中と外とのバランスが実に素晴らしい。水分が抜けて、味が濃くなったように感じられる豆腐部分と、油と接触したことで力強くなった表層部分とが織りなす味のハーモニー。こんなの、余所で食べたことがない。

「それだけ厚いと、もはや油揚げとは呼べないじゃないんじゃないの?」と指摘されたら、自信を持ってこう答えよう。「これは高瀬揚げだ!」と。

油揚げというネーミングのいい加減さを鑑みるなら、これだけ大きく出てもいいような気がする。
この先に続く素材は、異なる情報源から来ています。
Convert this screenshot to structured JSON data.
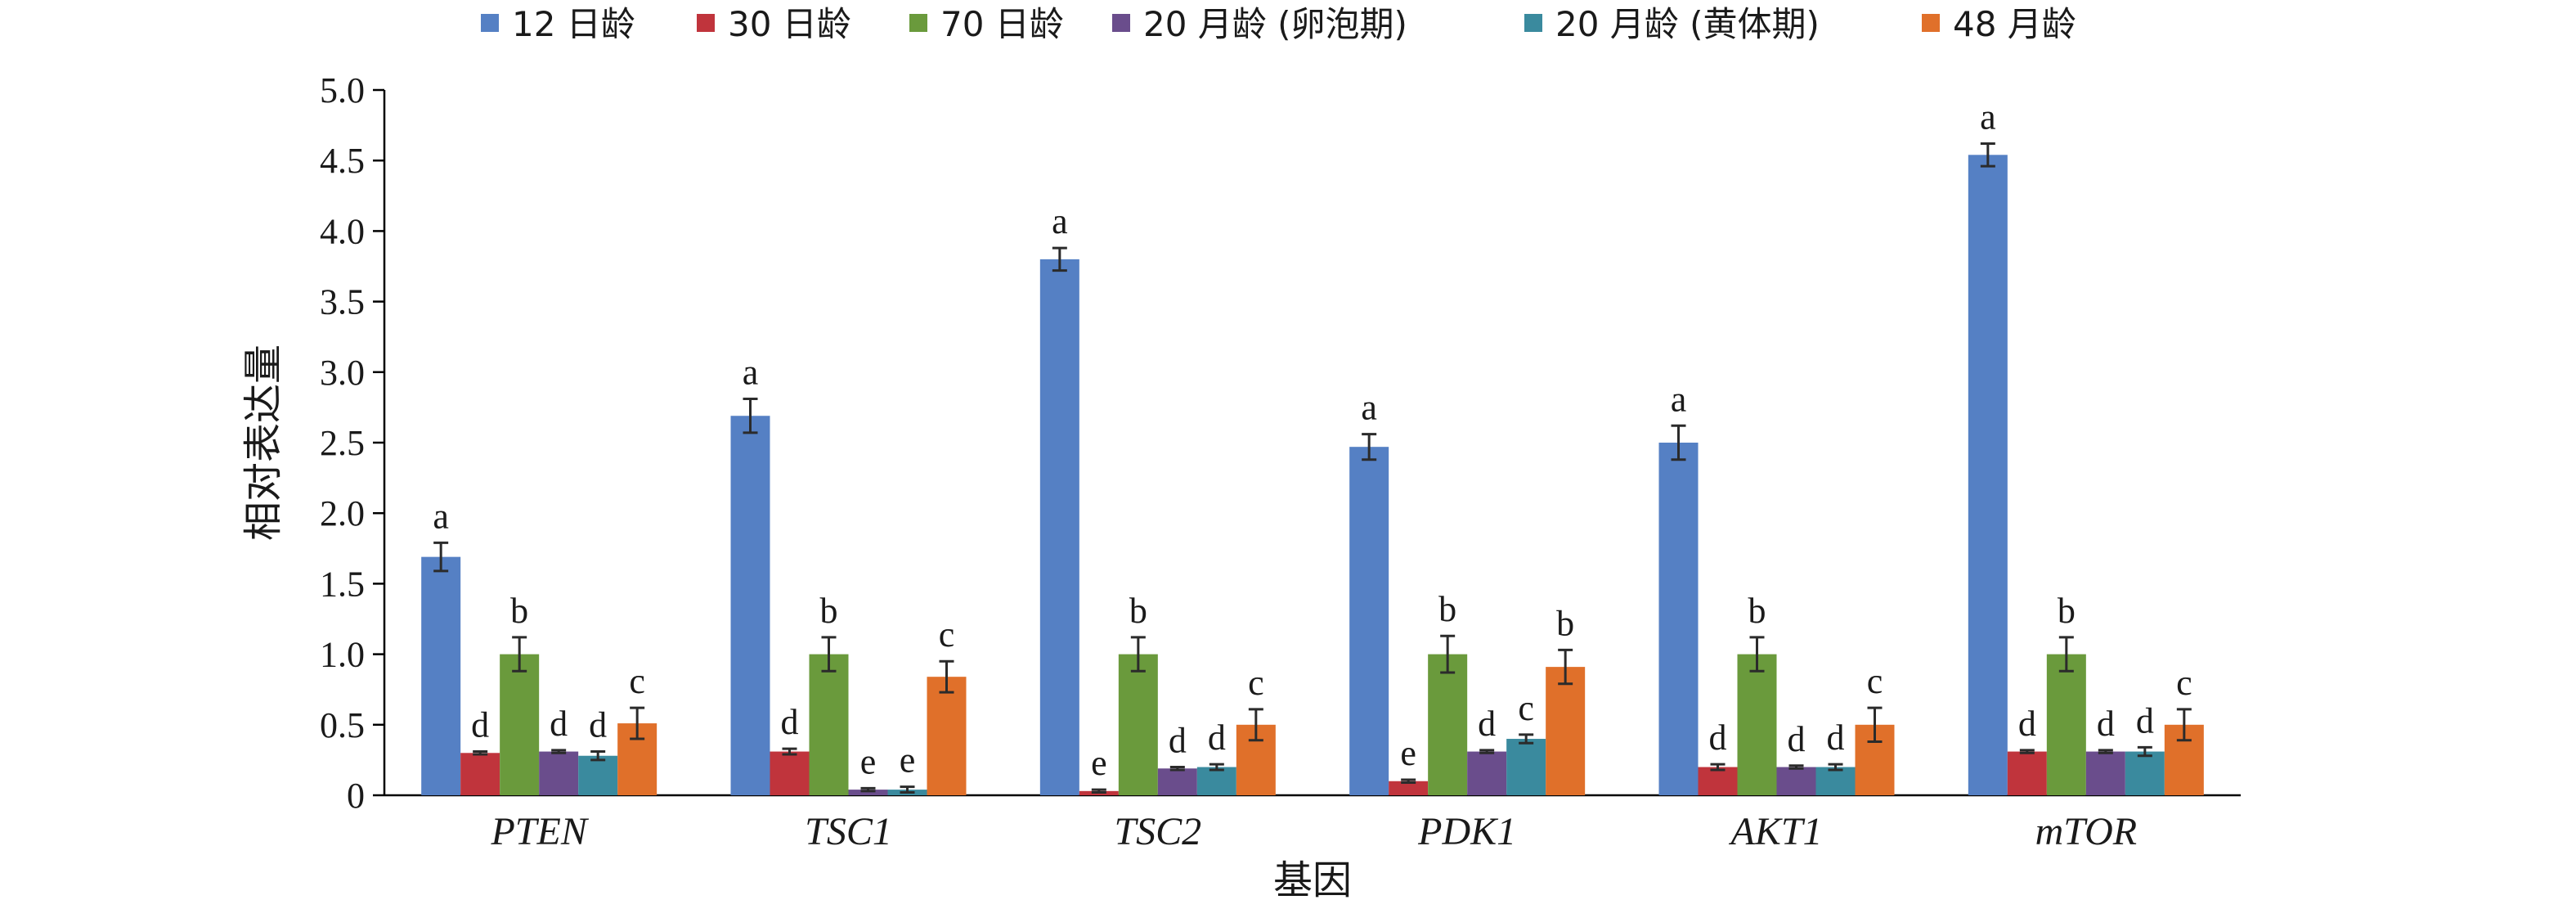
{
  "chart_data": {
    "type": "bar",
    "xlabel": "基因",
    "ylabel": "相对表达量",
    "ylim": [
      0,
      5.0
    ],
    "yticks": [
      "0",
      "0.5",
      "1.0",
      "1.5",
      "2.0",
      "2.5",
      "3.0",
      "3.5",
      "4.0",
      "4.5",
      "5.0"
    ],
    "legend_position": "top",
    "grid": false,
    "categories": [
      "PTEN",
      "TSC1",
      "TSC2",
      "PDK1",
      "AKT1",
      "mTOR"
    ],
    "series": [
      {
        "name": "12 日龄",
        "color": "#5580C4",
        "values": [
          1.69,
          2.69,
          3.8,
          2.47,
          2.5,
          4.54
        ],
        "errors": [
          0.1,
          0.12,
          0.08,
          0.09,
          0.12,
          0.08
        ],
        "letters": [
          "a",
          "a",
          "a",
          "a",
          "a",
          "a"
        ]
      },
      {
        "name": "30 日龄",
        "color": "#C0343C",
        "values": [
          0.3,
          0.31,
          0.03,
          0.1,
          0.2,
          0.31
        ],
        "errors": [
          0.01,
          0.02,
          0.01,
          0.01,
          0.02,
          0.01
        ],
        "letters": [
          "d",
          "d",
          "e",
          "e",
          "d",
          "d"
        ]
      },
      {
        "name": "70 日龄",
        "color": "#6A9A3C",
        "values": [
          1.0,
          1.0,
          1.0,
          1.0,
          1.0,
          1.0
        ],
        "errors": [
          0.12,
          0.12,
          0.12,
          0.13,
          0.12,
          0.12
        ],
        "letters": [
          "b",
          "b",
          "b",
          "b",
          "b",
          "b"
        ]
      },
      {
        "name": "20 月龄 (卵泡期)",
        "color": "#6A4D8C",
        "values": [
          0.31,
          0.04,
          0.19,
          0.31,
          0.2,
          0.31
        ],
        "errors": [
          0.01,
          0.01,
          0.01,
          0.01,
          0.01,
          0.01
        ],
        "letters": [
          "d",
          "e",
          "d",
          "d",
          "d",
          "d"
        ]
      },
      {
        "name": "20 月龄 (黄体期)",
        "color": "#3A8A9E",
        "values": [
          0.28,
          0.04,
          0.2,
          0.4,
          0.2,
          0.31
        ],
        "errors": [
          0.03,
          0.02,
          0.02,
          0.03,
          0.02,
          0.03
        ],
        "letters": [
          "d",
          "e",
          "d",
          "c",
          "d",
          "d"
        ]
      },
      {
        "name": "48 月龄",
        "color": "#E0702A",
        "values": [
          0.51,
          0.84,
          0.5,
          0.91,
          0.5,
          0.5
        ],
        "errors": [
          0.11,
          0.11,
          0.11,
          0.12,
          0.12,
          0.11
        ],
        "letters": [
          "c",
          "c",
          "c",
          "b",
          "c",
          "c"
        ]
      }
    ]
  }
}
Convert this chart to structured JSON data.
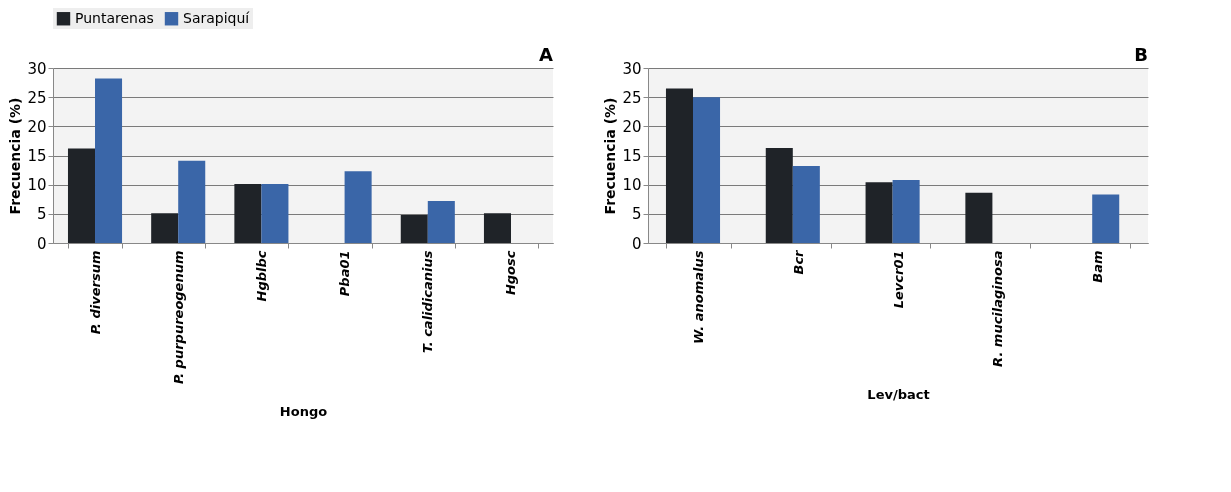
{
  "chart_data": [
    {
      "type": "bar",
      "title": "A",
      "xlabel": "Hongo",
      "ylabel": "Frecuencia (%)",
      "categories": [
        "P. diversum",
        "P. purpureogenum",
        "Hgblbc",
        "Pba01",
        "T. calidicanius",
        "Hgosc"
      ],
      "series": [
        {
          "name": "Puntarenas",
          "color": "#1f2328",
          "values": [
            16.2,
            5.1,
            10.1,
            0,
            4.8,
            5.1
          ]
        },
        {
          "name": "Sarapiquí",
          "color": "#3a66a8",
          "values": [
            28.2,
            14.1,
            10.1,
            12.3,
            7.2,
            0
          ]
        }
      ],
      "ylim": [
        0,
        30
      ],
      "yticks": [
        0,
        5,
        10,
        15,
        20,
        25,
        30
      ],
      "grid": "y",
      "legend": "top"
    },
    {
      "type": "bar",
      "title": "B",
      "xlabel": "Lev/bact",
      "ylabel": "Frecuencia (%)",
      "categories": [
        "W. anomalus",
        "Bcr",
        "Levcr01",
        "R. mucilaginosa",
        "Bam"
      ],
      "series": [
        {
          "name": "Puntarenas",
          "color": "#1f2328",
          "values": [
            26.5,
            16.3,
            10.4,
            8.6,
            0
          ]
        },
        {
          "name": "Sarapiquí",
          "color": "#3a66a8",
          "values": [
            25,
            13.2,
            10.8,
            0,
            8.3
          ]
        }
      ],
      "ylim": [
        0,
        30
      ],
      "yticks": [
        0,
        5,
        10,
        15,
        20,
        25,
        30
      ],
      "grid": "y",
      "legend": "top"
    }
  ]
}
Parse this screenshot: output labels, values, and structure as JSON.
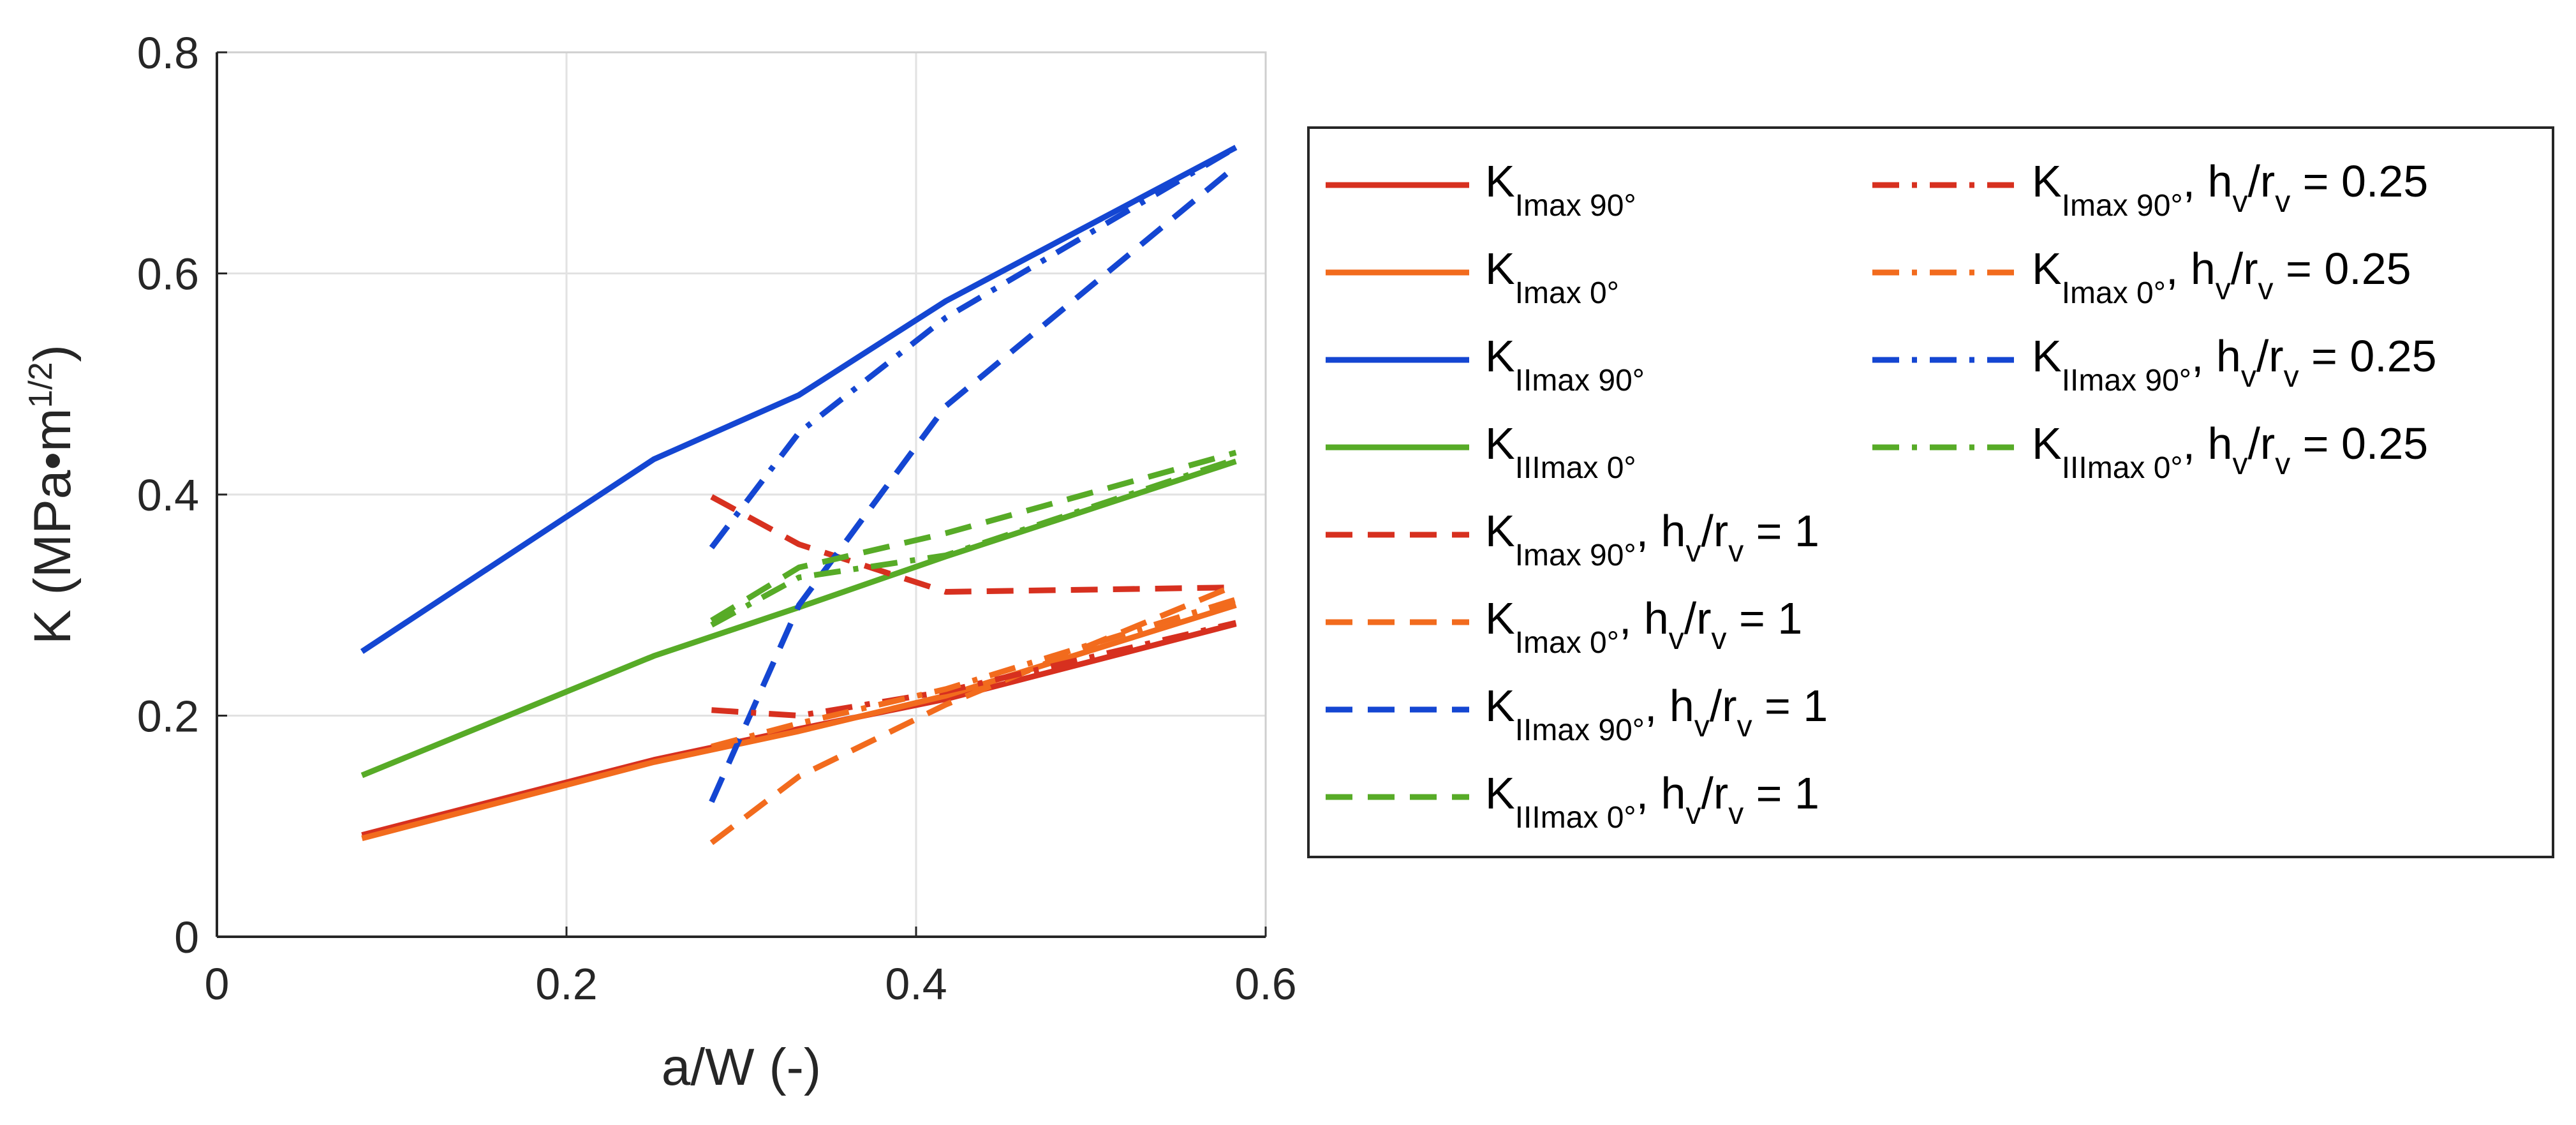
{
  "chart_data": {
    "type": "line",
    "xlabel": "a/W (-)",
    "ylabel": "K (MPa•m",
    "ylabel_exponent": "1/2",
    "ylabel_close": ")",
    "xlim": [
      0,
      0.6
    ],
    "ylim": [
      0,
      0.8
    ],
    "xticks": [
      "0",
      "0.2",
      "0.4",
      "0.6"
    ],
    "yticks": [
      "0",
      "0.2",
      "0.4",
      "0.6",
      "0.8"
    ],
    "xtick_values": [
      0,
      0.2,
      0.4,
      0.6
    ],
    "ytick_values": [
      0,
      0.2,
      0.4,
      0.6,
      0.8
    ],
    "grid": true,
    "legend_position": "outside-right",
    "series": [
      {
        "name": "KImax 90°",
        "K": "K",
        "sub": "Imax 90°",
        "suffix": "",
        "color": "#d7301f",
        "dash": "solid",
        "x": [
          0.083,
          0.25,
          0.333,
          0.417,
          0.583
        ],
        "y": [
          0.092,
          0.16,
          0.188,
          0.215,
          0.283
        ]
      },
      {
        "name": "KImax 0°",
        "K": "K",
        "sub": "Imax 0°",
        "suffix": "",
        "color": "#f26b1d",
        "dash": "solid",
        "x": [
          0.083,
          0.25,
          0.333,
          0.417,
          0.583
        ],
        "y": [
          0.089,
          0.158,
          0.186,
          0.218,
          0.3
        ]
      },
      {
        "name": "KIImax 90°",
        "K": "K",
        "sub": "IImax 90°",
        "suffix": "",
        "color": "#1446d2",
        "dash": "solid",
        "x": [
          0.083,
          0.25,
          0.333,
          0.417,
          0.583
        ],
        "y": [
          0.258,
          0.432,
          0.49,
          0.575,
          0.714
        ]
      },
      {
        "name": "KIIImax 0°",
        "K": "K",
        "sub": "IIImax 0°",
        "suffix": "",
        "color": "#57ab27",
        "dash": "solid",
        "x": [
          0.083,
          0.25,
          0.333,
          0.417,
          0.583
        ],
        "y": [
          0.146,
          0.254,
          0.298,
          0.344,
          0.43
        ]
      },
      {
        "name": "KImax 90°, hv/rv = 1",
        "K": "K",
        "sub": "Imax 90°",
        "suffix": "hv/rv = 1",
        "color": "#d7301f",
        "dash": "dashed",
        "x": [
          0.283,
          0.333,
          0.417,
          0.583
        ],
        "y": [
          0.398,
          0.355,
          0.312,
          0.316
        ]
      },
      {
        "name": "KImax 0°, hv/rv = 1",
        "K": "K",
        "sub": "Imax 0°",
        "suffix": "hv/rv = 1",
        "color": "#f26b1d",
        "dash": "dashed",
        "x": [
          0.283,
          0.333,
          0.417,
          0.583
        ],
        "y": [
          0.085,
          0.145,
          0.21,
          0.318
        ]
      },
      {
        "name": "KIImax 90°, hv/rv = 1",
        "K": "K",
        "sub": "IImax 90°",
        "suffix": "hv/rv = 1",
        "color": "#1446d2",
        "dash": "dashed",
        "x": [
          0.283,
          0.333,
          0.417,
          0.583
        ],
        "y": [
          0.122,
          0.3,
          0.48,
          0.697
        ]
      },
      {
        "name": "KIIImax 0°, hv/rv = 1",
        "K": "K",
        "sub": "IIImax 0°",
        "suffix": "hv/rv = 1",
        "color": "#57ab27",
        "dash": "dashed",
        "x": [
          0.283,
          0.333,
          0.417,
          0.583
        ],
        "y": [
          0.286,
          0.334,
          0.365,
          0.438
        ]
      },
      {
        "name": "KImax 90°, hv/rv = 0.25",
        "K": "K",
        "sub": "Imax 90°",
        "suffix": "hv/rv = 0.25",
        "color": "#d7301f",
        "dash": "dashdot",
        "x": [
          0.283,
          0.333,
          0.417,
          0.583
        ],
        "y": [
          0.205,
          0.2,
          0.222,
          0.284
        ]
      },
      {
        "name": "KImax 0°, hv/rv = 0.25",
        "K": "K",
        "sub": "Imax 0°",
        "suffix": "hv/rv = 0.25",
        "color": "#f26b1d",
        "dash": "dashdot",
        "x": [
          0.283,
          0.333,
          0.417,
          0.583
        ],
        "y": [
          0.172,
          0.193,
          0.224,
          0.305
        ]
      },
      {
        "name": "KIImax 90°, hv/rv = 0.25",
        "K": "K",
        "sub": "IImax 90°",
        "suffix": "hv/rv = 0.25",
        "color": "#1446d2",
        "dash": "dashdot",
        "x": [
          0.283,
          0.333,
          0.417,
          0.583
        ],
        "y": [
          0.352,
          0.456,
          0.56,
          0.714
        ]
      },
      {
        "name": "KIIImax 0°, hv/rv = 0.25",
        "K": "K",
        "sub": "IIImax 0°",
        "suffix": "hv/rv = 0.25",
        "color": "#57ab27",
        "dash": "dashdot",
        "x": [
          0.283,
          0.333,
          0.417,
          0.583
        ],
        "y": [
          0.282,
          0.325,
          0.345,
          0.432
        ]
      }
    ]
  }
}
続いて、厚すぎて箸で持つのが不安だった2.5 センチ版。
包丁で切ると崩れそうに柔らかい。

さすがに、これは切りながら「油揚げというより、厚揚げかもしれない…」という思いが脳裏をかすめた。

中のフワフワと外のパリパリのコントラストが一層際だっていたのがコレである。


塩で食べてもうまいハズだ。なんたって揚げたてだ。
この弾力。

ああ、味が濃い!
もう本当に、うまいとしか言いようがないです。

確かにこれは、世間で言うところの厚揚げかもしれない。「肉厚の油揚げをエスカレートさせると厚揚げになる」という結果は最初から分かっていたような気もするが、それでもこれはあくまで油揚げと言い切りたい。

そもそも「何センチ以上を厚揚げと定める」という決まりなんてないだろう。(あるのかもしれませんが)


こうして見ると、右端だけ仲間ハズレのようにも感じますが。

やはりこれは「高瀬揚げ」かもしれない

「さて、どうまとめたものか…」と、ここまで作業を終わらせておきながら今さらのようにウィキペディアを読んでみたところ、驚くべきことが書いてあった。なんと「厚揚げ(生揚げ)は最初から高温で揚げる」とあるではないか。

ということは、私が「これは厚揚げなのでは…」と思った2.5センチ版も、低温からジワジワ火を通した時点で既に厚揚げではないということになる。

ならば、やはりこれは高瀬揚げと言っていいのではないだろうか。

とにかく自宅で好きなように豆腐を揚げる作業は、出来たてが食べられるというだけで嬉しく、立派なごちそうになることが分かった。時間がかかるのだけは難だが、是非また作ってみようと思う。

勝手に自分の名前を付けて、豆腐を好きなように揚げるのは楽しいですよ。

高瀬揚げ、現在のラインナップ。